The alternative handover causes extra air signaling overhead and longer handover latency than latency that occurs during normal handover, resulting in degradation of handover performance. In order to avoid the alternative handover causing performance degradation, the LTE system avoids the PCI confusion using a Self Organizing Network (SON) server.
FIG. 1 is a diagram illustrating a conventional PCI management mechanism.
Referring to FIG. 1, a terminal (hereinafter, referred to as a User Equipment (UE)) 103 connected to a serving base station (hereinafter, referred to as an Evolved Node B (eNB)) eNB 1 101a (PCI=1) moves to an area of an eNB 2 101b (PCI=2). The UE 103 reports the PCI (PCI=2) of the eNB 2 101b to the serving base station eNB 1 101a, as denoted by reference number 110. Upon receiving the PCI, the eNB 1 101a searches the NRT for the PCI (PCI=2) received from the UE 103, as denoted by reference number 115. If it is determined that a new eNB is found (i.e. if the PCI does not exist in the NRT), the eNB 1 101a requests the UE 103 for an ECGI corresponding to the PCI 2, as denoted by reference number 120. Upon receiving the request, the UE 103 performs an ECGI acquisition procedure with respect to the eNB corresponding to the PCI (PCI=2) and acquires an Internet Protocol (IP) address based on the acquired ECGI.
The eNB 1 101a sends an X2 SETUP REQUEST message to the eNB 2, as denoted by reference number 125. At this time, the X2 SETUP REQUEST message includes the PCI of the eNB 1 101a. Upon receiving the X2 SETUP REQUEST message, the eNB 2 101b compares the PCI of the eNB 1 101a with PCIs stored in its NRT. At this time, the eNB 2 101b checks whether the PCI of the eNB 1 101a is identical to the PCI of a neighbor eNB 3 101c and reports the PCI confusion to the SON server 107, as denoted by reference number 130.

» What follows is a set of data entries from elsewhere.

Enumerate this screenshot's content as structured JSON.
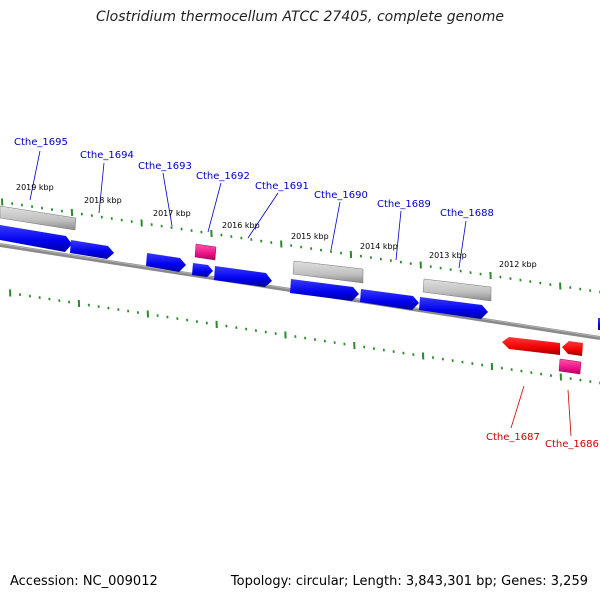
{
  "title": "Clostridium thermocellum ATCC 27405, complete genome",
  "accession_text": "Accession: NC_009012",
  "topology_text": "Topology: circular; Length: 3,843,301 bp; Genes: 3,259",
  "colors": {
    "forward_cds": "#0000ee",
    "reverse_cds": "#ee0000",
    "rna": "#ee1188",
    "other": "#c0c0c0",
    "backbone": "#808080",
    "ticks": "#2a8a2a",
    "forward_label": "#0000c8",
    "reverse_label": "#cc0000"
  },
  "scale_labels": [
    "2019 kbp",
    "2018 kbp",
    "2017 kbp",
    "2016 kbp",
    "2015 kbp",
    "2014 kbp",
    "2013 kbp",
    "2012 kbp"
  ],
  "gene_labels": {
    "forward": [
      "Cthe_1695",
      "Cthe_1694",
      "Cthe_1693",
      "Cthe_1692",
      "Cthe_1691",
      "Cthe_1690",
      "Cthe_1689",
      "Cthe_1688"
    ],
    "reverse": [
      "Cthe_1687",
      "Cthe_1686"
    ]
  }
}
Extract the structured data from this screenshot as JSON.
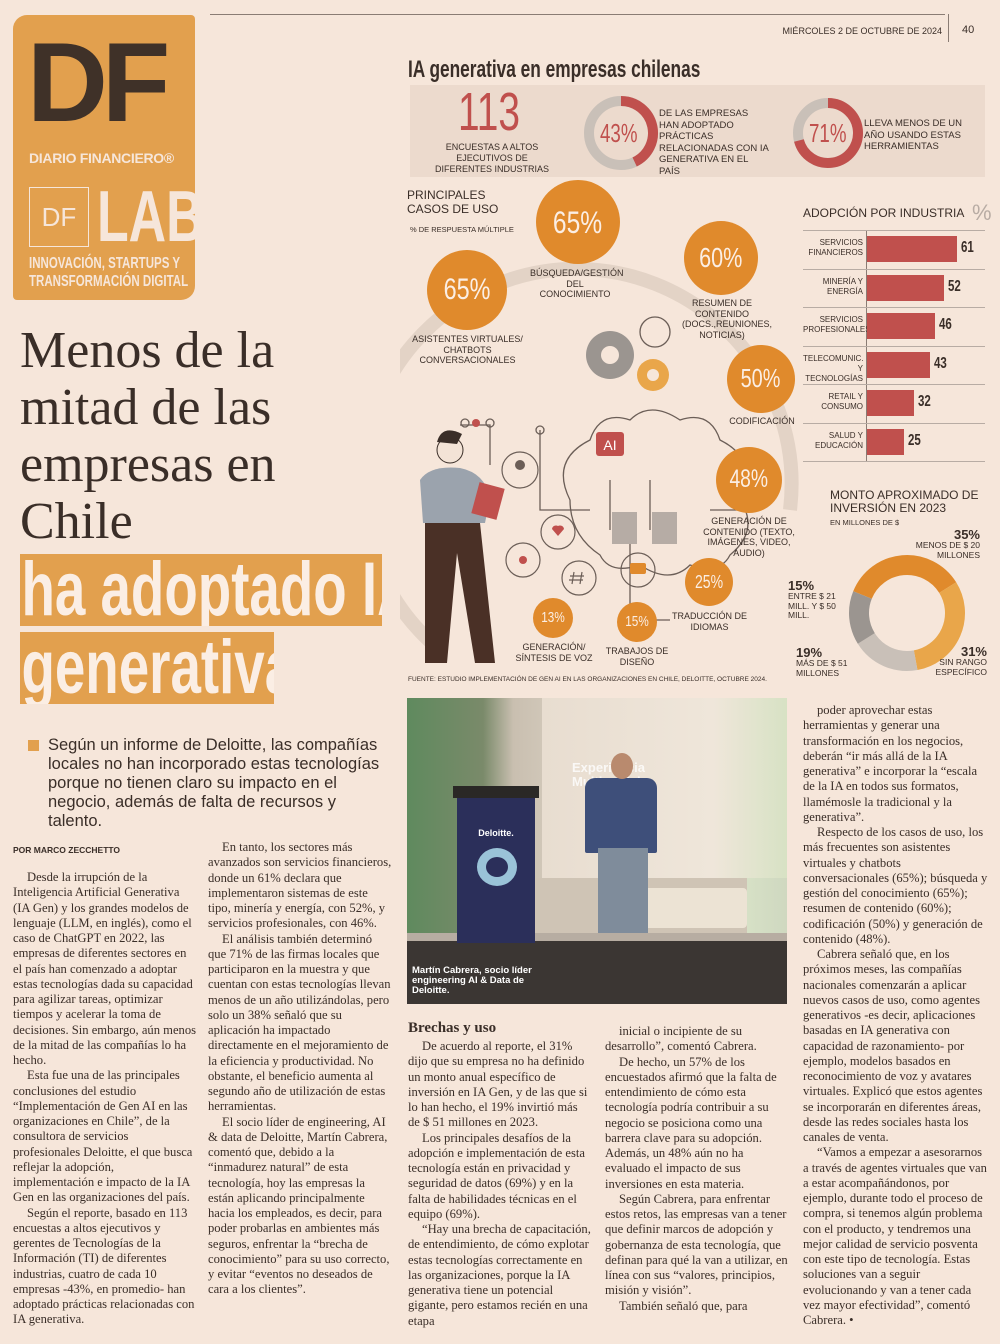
{
  "header": {
    "date": "MIÉRCOLES 2 DE OCTUBRE DE 2024",
    "page": "40"
  },
  "logo": {
    "brand": "DF",
    "brand_name": "DIARIO FINANCIERO®",
    "section_box": "DF",
    "section": "LAB",
    "tagline": [
      "INNOVACIÓN, STARTUPS Y",
      "TRANSFORMACIÓN DIGITAL"
    ]
  },
  "article": {
    "headline": [
      "Menos de la",
      "mitad de las",
      "empresas en",
      "Chile"
    ],
    "headline_highlight": [
      "ha adoptado IA",
      "generativa"
    ],
    "lead": "Según un informe de Deloitte, las compañías locales no han incorporado estas tecnologías porque no tienen claro su impacto en el negocio, además de falta de recursos y talento.",
    "byline": "POR MARCO ZECCHETTO",
    "col1": [
      "Desde la irrupción de la Inteligencia Artificial Generativa (IA Gen) y los grandes modelos de lenguaje (LLM, en inglés), como el caso de ChatGPT en 2022, las empresas de diferentes sectores en el país han comenzado a adoptar estas tecnologías dada su capacidad para agilizar tareas, optimizar tiempos y acelerar la toma de decisiones. Sin embargo, aún menos de la mitad de las compañías lo ha hecho.",
      "Esta fue una de las principales conclusiones del estudio “Implementación de Gen AI en las organizaciones en Chile”, de la consultora de servicios profesionales Deloitte, el que busca reflejar la adopción, implementación e impacto de la IA Gen en las organizaciones del país.",
      "Según el reporte, basado en 113 encuestas a altos ejecutivos y gerentes de Tecnologías de la Información (TI) de diferentes industrias, cuatro de cada 10 empresas -43%, en promedio- han adoptado prácticas relacionadas con IA generativa."
    ],
    "col2": [
      "En tanto, los sectores más avanzados son servicios financieros, donde un 61% declara que implementaron sistemas de este tipo, minería y energía, con 52%, y servicios profesionales, con 46%.",
      "El análisis también determinó que 71% de las firmas locales que participaron en la muestra y que cuentan con estas tecnologías llevan menos de un año utilizándolas, pero solo un 38% señaló que su aplicación ha impactado directamente en el mejoramiento de la eficiencia y productividad. No obstante, el beneficio aumenta al segundo año de utilización de estas herramientas.",
      "El socio líder de engineering, AI & data de Deloitte, Martín Cabrera, comentó que, debido a la “inmadurez natural” de esta tecnología, hoy las empresas la están aplicando principalmente hacia los empleados, es decir, para poder probarlas en ambientes más seguros, enfrentar la “brecha de conocimiento” para su uso correcto, y evitar “eventos no deseados de cara a los clientes”."
    ],
    "subhead": "Brechas y uso",
    "col3": [
      "De acuerdo al reporte, el 31% dijo que su empresa no ha definido un monto anual específico de inversión en IA Gen, y de las que si lo han hecho, el 19% invirtió más de $ 51 millones en 2023.",
      "Los principales desafíos de la adopción e implementación de esta tecnología están en privacidad y seguridad de datos (69%) y en la falta de habilidades técnicas en el equipo (69%).",
      "“Hay una brecha de capacitación, de entendimiento, de cómo explotar estas tecnologías correctamente en las organizaciones, porque la IA generativa tiene un potencial gigante, pero estamos recién en una etapa"
    ],
    "col4": [
      "inicial o incipiente de su desarrollo”, comentó Cabrera.",
      "De hecho, un 57% de los encuestados afirmó que la falta de entendimiento de cómo esta tecnología podría contribuir a su negocio se posiciona como una barrera clave para su adopción. Además, un 48% aún no ha evaluado el impacto de sus inversiones en esta materia.",
      "Según Cabrera, para enfrentar estos retos, las empresas van a tener que definir marcos de adopción y gobernanza de esta tecnología, que definan para qué la van a utilizar, en línea con sus “valores, principios, misión y visión”.",
      "También señaló que, para"
    ],
    "col5": [
      "poder aprovechar estas herramientas y generar una transformación en los negocios, deberán “ir más allá de la IA generativa” e incorporar la “escala de la IA en todos sus formatos, llamémosle la tradicional y la generativa”.",
      "Respecto de los casos de uso, los más frecuentes son asistentes virtuales y chatbots conversacionales (65%); búsqueda y gestión del conocimiento (65%); resumen de contenido (60%); codificación (50%) y generación de contenido (48%).",
      "Cabrera señaló que, en los próximos meses, las compañías nacionales comenzarán a aplicar nuevos casos de uso, como agentes generativos -es decir, aplicaciones basadas en IA generativa con capacidad de razonamiento- por ejemplo, modelos basados en reconocimiento de voz y avatares virtuales. Explicó que estos agentes se incorporarán en diferentes áreas, desde las redes sociales hasta los canales de venta.",
      "“Vamos a empezar a asesorarnos a través de agentes virtuales que van a estar acompañándonos, por ejemplo, durante todo el proceso de compra, si tenemos algún problema con el producto, y tendremos una mejor calidad de servicio posventa con este tipo de tecnología. Estas soluciones van a seguir evolucionando y van a tener cada vez mayor efectividad”, comentó Cabrera. •"
    ]
  },
  "photo": {
    "caption": "Martín Cabrera, socio líder engineering AI & Data de Deloitte.",
    "podium_brand": "Deloitte.",
    "screen_text": "Experiencia Multimodal"
  },
  "infographic": {
    "title": "IA generativa en empresas chilenas",
    "colors": {
      "red": "#c0504d",
      "orange": "#e08a2c",
      "light_orange": "#e9a64a",
      "grey": "#c9c0b8",
      "dark_grey": "#9b9590"
    },
    "stats": [
      {
        "value": "113",
        "label": "ENCUESTAS A ALTOS EJECUTIVOS DE DIFERENTES INDUSTRIAS"
      },
      {
        "value": "43%",
        "percent": 43,
        "label": "DE LAS EMPRESAS HAN ADOPTADO PRÁCTICAS RELACIONADAS CON IA GENERATIVA EN EL PAÍS"
      },
      {
        "value": "71%",
        "percent": 71,
        "label": "LLEVA MENOS DE UN AÑO USANDO ESTAS HERRAMIENTAS"
      }
    ],
    "use_cases": {
      "title": "PRINCIPALES CASOS DE USO",
      "subtitle": "% DE RESPUESTA MÚLTIPLE",
      "items": [
        {
          "value": 65,
          "label": "BÚSQUEDA/GESTIÓN DEL CONOCIMIENTO"
        },
        {
          "value": 65,
          "label": "ASISTENTES VIRTUALES/ CHATBOTS CONVERSACIONALES"
        },
        {
          "value": 60,
          "label": "RESUMEN DE CONTENIDO (DOCS.,REUNIONES, NOTICIAS)"
        },
        {
          "value": 50,
          "label": "CODIFICACIÓN"
        },
        {
          "value": 48,
          "label": "GENERACIÓN DE CONTENIDO (TEXTO, IMÁGENES, VIDEO, AUDIO)"
        },
        {
          "value": 25,
          "label": "TRADUCCIÓN DE IDIOMAS"
        },
        {
          "value": 15,
          "label": "TRABAJOS DE DISEÑO"
        },
        {
          "value": 13,
          "label": "GENERACIÓN/ SÍNTESIS DE VOZ"
        }
      ]
    },
    "ai_label": "AI",
    "source": "FUENTE: ESTUDIO IMPLEMENTACIÓN DE GEN AI EN LAS ORGANIZACIONES EN CHILE, DELOITTE, OCTUBRE 2024."
  },
  "chart_data": [
    {
      "type": "bar",
      "orientation": "horizontal",
      "title": "ADOPCIÓN POR INDUSTRIA",
      "unit": "%",
      "categories": [
        "SERVICIOS FINANCIEROS",
        "MINERÍA Y ENERGÍA",
        "SERVICIOS PROFESIONALES",
        "TELECOMUNIC. Y TECNOLOGÍAS",
        "RETAIL Y CONSUMO",
        "SALUD Y EDUCACIÓN"
      ],
      "values": [
        61,
        52,
        46,
        43,
        32,
        25
      ],
      "color": "#c0504d"
    },
    {
      "type": "pie",
      "style": "donut",
      "title": "MONTO APROXIMADO DE INVERSIÓN EN 2023",
      "subtitle": "EN MILLONES DE $",
      "slices": [
        {
          "value": 35,
          "label": "35%",
          "desc": "MENOS DE $ 20 MILLONES",
          "color": "#e08a2c"
        },
        {
          "value": 31,
          "label": "31%",
          "desc": "SIN RANGO ESPECÍFICO",
          "color": "#e9a64a"
        },
        {
          "value": 19,
          "label": "19%",
          "desc": "MÁS DE $ 51 MILLONES",
          "color": "#c9c0b8"
        },
        {
          "value": 15,
          "label": "15%",
          "desc": "ENTRE $ 21 MILL. Y $ 50 MILL.",
          "color": "#9b9590"
        }
      ]
    }
  ]
}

Next, the eNB 2 101b transmits an X2 SETUP RESPONSE message to the eNB 1 101a, as denoted by reference number 135. At this time, the X2 SETUP RESPONSE message includes the NRT of the eNB 2 101b. Upon receiving the X2 SETUP RESPONSE message, the eNB 1 101a compares its PCI with the PCIs in the NRT transmitted by the eNB 2 101b, as denoted by reference number 140. Upon a determination that the PCI of the eNB 3 101c included in the NRT transmitted by the eNB 2 101b is identical with its PCI, the eNB 1 101a reports the PCI confusion to the SON server 107. As a consequence, the SON server 107 reallocates PCIs, as denoted by reference number 145.

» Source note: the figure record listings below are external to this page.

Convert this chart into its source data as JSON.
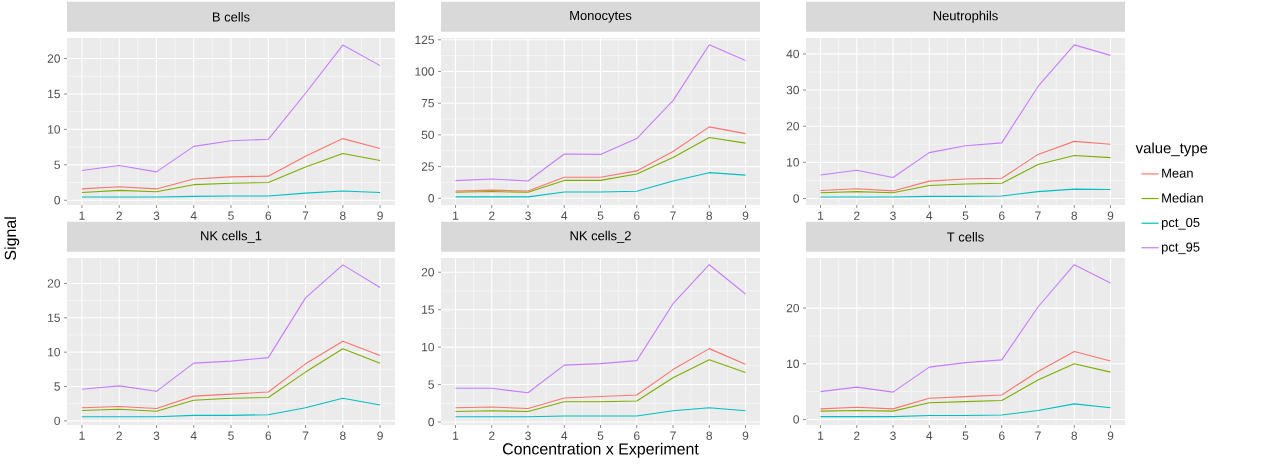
{
  "chart_data": [
    {
      "type": "line",
      "title": "B cells",
      "ylabel": "Signal",
      "x": [
        1,
        2,
        3,
        4,
        5,
        6,
        7,
        8,
        9
      ],
      "xlim": [
        0.6,
        9.4
      ],
      "xticks": [
        1,
        2,
        3,
        4,
        5,
        6,
        7,
        8,
        9
      ],
      "ylim": [
        -0.67,
        22.9
      ],
      "yticks": [
        0,
        5,
        10,
        15,
        20
      ],
      "grid": true,
      "series": [
        {
          "color": "#f8766d",
          "values": [
            1.6,
            1.9,
            1.6,
            3.0,
            3.3,
            3.4,
            6.2,
            8.7,
            7.3
          ]
        },
        {
          "color": "#7cae00",
          "values": [
            1.1,
            1.4,
            1.2,
            2.2,
            2.4,
            2.5,
            4.7,
            6.6,
            5.6
          ]
        },
        {
          "color": "#00bfc4",
          "values": [
            0.45,
            0.45,
            0.45,
            0.55,
            0.6,
            0.6,
            1.0,
            1.3,
            1.1
          ]
        },
        {
          "color": "#c77cff",
          "values": [
            4.2,
            4.9,
            4.0,
            7.6,
            8.4,
            8.6,
            15.1,
            21.9,
            19.0
          ]
        }
      ]
    },
    {
      "type": "line",
      "title": "Monocytes",
      "x": [
        1,
        2,
        3,
        4,
        5,
        6,
        7,
        8,
        9
      ],
      "xlim": [
        0.6,
        9.4
      ],
      "xticks": [
        1,
        2,
        3,
        4,
        5,
        6,
        7,
        8,
        9
      ],
      "ylim": [
        -5.3,
        126.4
      ],
      "yticks": [
        0,
        25,
        50,
        75,
        100,
        125
      ],
      "grid": true,
      "series": [
        {
          "color": "#f8766d",
          "values": [
            5.8,
            6.4,
            5.8,
            16.6,
            16.6,
            21.6,
            36.9,
            56.3,
            51.0
          ]
        },
        {
          "color": "#7cae00",
          "values": [
            4.7,
            5.3,
            4.7,
            14.1,
            14.1,
            19.1,
            32.2,
            47.9,
            43.5
          ]
        },
        {
          "color": "#00bfc4",
          "values": [
            1.1,
            1.1,
            1.1,
            5.0,
            5.0,
            5.5,
            13.6,
            20.2,
            18.3
          ]
        },
        {
          "color": "#c77cff",
          "values": [
            13.9,
            15.2,
            13.6,
            34.9,
            34.6,
            47.1,
            77.0,
            121.1,
            108.6
          ]
        }
      ]
    },
    {
      "type": "line",
      "title": "Neutrophils",
      "legend_title": "value_type",
      "legend": "right",
      "x": [
        1,
        2,
        3,
        4,
        5,
        6,
        7,
        8,
        9
      ],
      "xlim": [
        0.6,
        9.4
      ],
      "xticks": [
        1,
        2,
        3,
        4,
        5,
        6,
        7,
        8,
        9
      ],
      "ylim": [
        -1.8,
        44.4
      ],
      "yticks": [
        0,
        10,
        20,
        30,
        40
      ],
      "grid": true,
      "series": [
        {
          "name": "Mean",
          "color": "#f8766d",
          "values": [
            2.2,
            2.7,
            2.1,
            4.8,
            5.4,
            5.6,
            12.2,
            15.8,
            15.0
          ]
        },
        {
          "name": "Median",
          "color": "#7cae00",
          "values": [
            1.6,
            1.9,
            1.6,
            3.6,
            4.0,
            4.2,
            9.4,
            11.9,
            11.3
          ]
        },
        {
          "name": "pct_05",
          "color": "#00bfc4",
          "values": [
            0.4,
            0.4,
            0.4,
            0.6,
            0.6,
            0.7,
            1.9,
            2.6,
            2.5
          ]
        },
        {
          "name": "pct_95",
          "color": "#c77cff",
          "values": [
            6.5,
            7.8,
            5.8,
            12.7,
            14.6,
            15.4,
            31.0,
            42.5,
            39.6
          ]
        }
      ]
    },
    {
      "type": "line",
      "title": "NK cells_1",
      "x": [
        1,
        2,
        3,
        4,
        5,
        6,
        7,
        8,
        9
      ],
      "xlim": [
        0.6,
        9.4
      ],
      "xticks": [
        1,
        2,
        3,
        4,
        5,
        6,
        7,
        8,
        9
      ],
      "ylim": [
        -0.6,
        23.7
      ],
      "yticks": [
        0,
        5,
        10,
        15,
        20
      ],
      "grid": true,
      "series": [
        {
          "color": "#f8766d",
          "values": [
            1.9,
            2.1,
            1.8,
            3.6,
            3.9,
            4.2,
            8.3,
            11.6,
            9.5
          ]
        },
        {
          "color": "#7cae00",
          "values": [
            1.5,
            1.7,
            1.4,
            3.0,
            3.3,
            3.4,
            7.1,
            10.5,
            8.4
          ]
        },
        {
          "color": "#00bfc4",
          "values": [
            0.6,
            0.6,
            0.6,
            0.8,
            0.8,
            0.9,
            1.9,
            3.3,
            2.3
          ]
        },
        {
          "color": "#c77cff",
          "values": [
            4.6,
            5.1,
            4.3,
            8.4,
            8.7,
            9.2,
            17.9,
            22.7,
            19.4
          ]
        }
      ]
    },
    {
      "type": "line",
      "title": "NK cells_2",
      "xlabel": "Concentration x Experiment",
      "x": [
        1,
        2,
        3,
        4,
        5,
        6,
        7,
        8,
        9
      ],
      "xlim": [
        0.6,
        9.4
      ],
      "xticks": [
        1,
        2,
        3,
        4,
        5,
        6,
        7,
        8,
        9
      ],
      "ylim": [
        -0.4,
        21.9
      ],
      "yticks": [
        0,
        5,
        10,
        15,
        20
      ],
      "grid": true,
      "series": [
        {
          "color": "#f8766d",
          "values": [
            1.9,
            2.0,
            1.8,
            3.2,
            3.4,
            3.6,
            7.0,
            9.8,
            7.7
          ]
        },
        {
          "color": "#7cae00",
          "values": [
            1.4,
            1.5,
            1.4,
            2.7,
            2.7,
            2.8,
            5.9,
            8.3,
            6.6
          ]
        },
        {
          "color": "#00bfc4",
          "values": [
            0.7,
            0.7,
            0.7,
            0.8,
            0.8,
            0.8,
            1.5,
            1.9,
            1.5
          ]
        },
        {
          "color": "#c77cff",
          "values": [
            4.5,
            4.5,
            3.9,
            7.6,
            7.8,
            8.2,
            15.8,
            21.0,
            17.1
          ]
        }
      ]
    },
    {
      "type": "line",
      "title": "T cells",
      "x": [
        1,
        2,
        3,
        4,
        5,
        6,
        7,
        8,
        9
      ],
      "xlim": [
        0.6,
        9.4
      ],
      "xticks": [
        1,
        2,
        3,
        4,
        5,
        6,
        7,
        8,
        9
      ],
      "ylim": [
        -1.0,
        29.0
      ],
      "yticks": [
        0,
        10,
        20
      ],
      "grid": true,
      "series": [
        {
          "color": "#f8766d",
          "values": [
            1.9,
            2.2,
            1.9,
            3.8,
            4.1,
            4.4,
            8.6,
            12.2,
            10.5
          ]
        },
        {
          "color": "#7cae00",
          "values": [
            1.5,
            1.6,
            1.5,
            3.0,
            3.2,
            3.4,
            7.1,
            10.0,
            8.5
          ]
        },
        {
          "color": "#00bfc4",
          "values": [
            0.5,
            0.5,
            0.5,
            0.7,
            0.7,
            0.8,
            1.6,
            2.8,
            2.1
          ]
        },
        {
          "color": "#c77cff",
          "values": [
            5.0,
            5.8,
            4.9,
            9.4,
            10.2,
            10.7,
            20.2,
            27.8,
            24.5
          ]
        }
      ]
    }
  ]
}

In this PCI confusion detection procedure, the neighbor cell must provide its NRT information. Meanwhile, the LTE standard specifies that the NRT information of the neighbor cell is transmitted through X2 interface. However, most network operators do not want to configure X2 interface among macro and pico base stations in a Heterogeneous Network (HetNet) environment.
Operators do not want configuration to be performed in this manner because, if a macro cell and a plurality of pico cells within the range of the macro cell are connected through X2 interface, an X2 message exchange overload is inevitable. Accordingly, most network operators do not want to configure X2 interface among the macro and pico eNBs.

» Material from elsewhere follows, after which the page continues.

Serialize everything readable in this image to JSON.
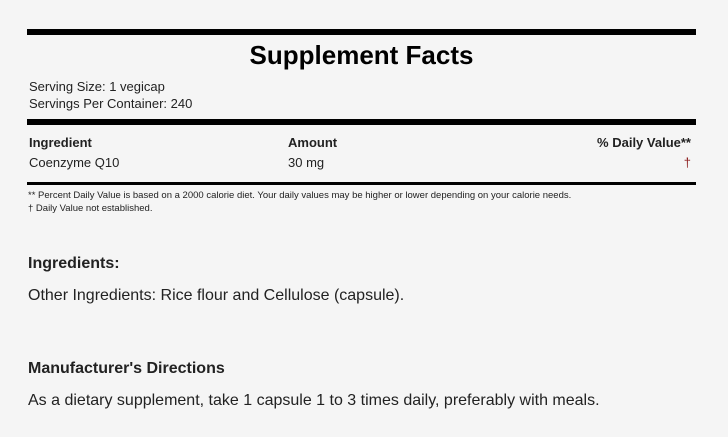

When no X2 interfaces are configured among the macro and pico eNBs, the PCI confusion may be solved through X2 interfaces among macro eNBs and pico eNBs. However, if there is a plurality of pico eNBs within the range of the macro cell (i.e. if the pico cell PCI confusion occurs within a macro cell), the alternative handover is triggered in the handover attempt between the macro and pico eNBs.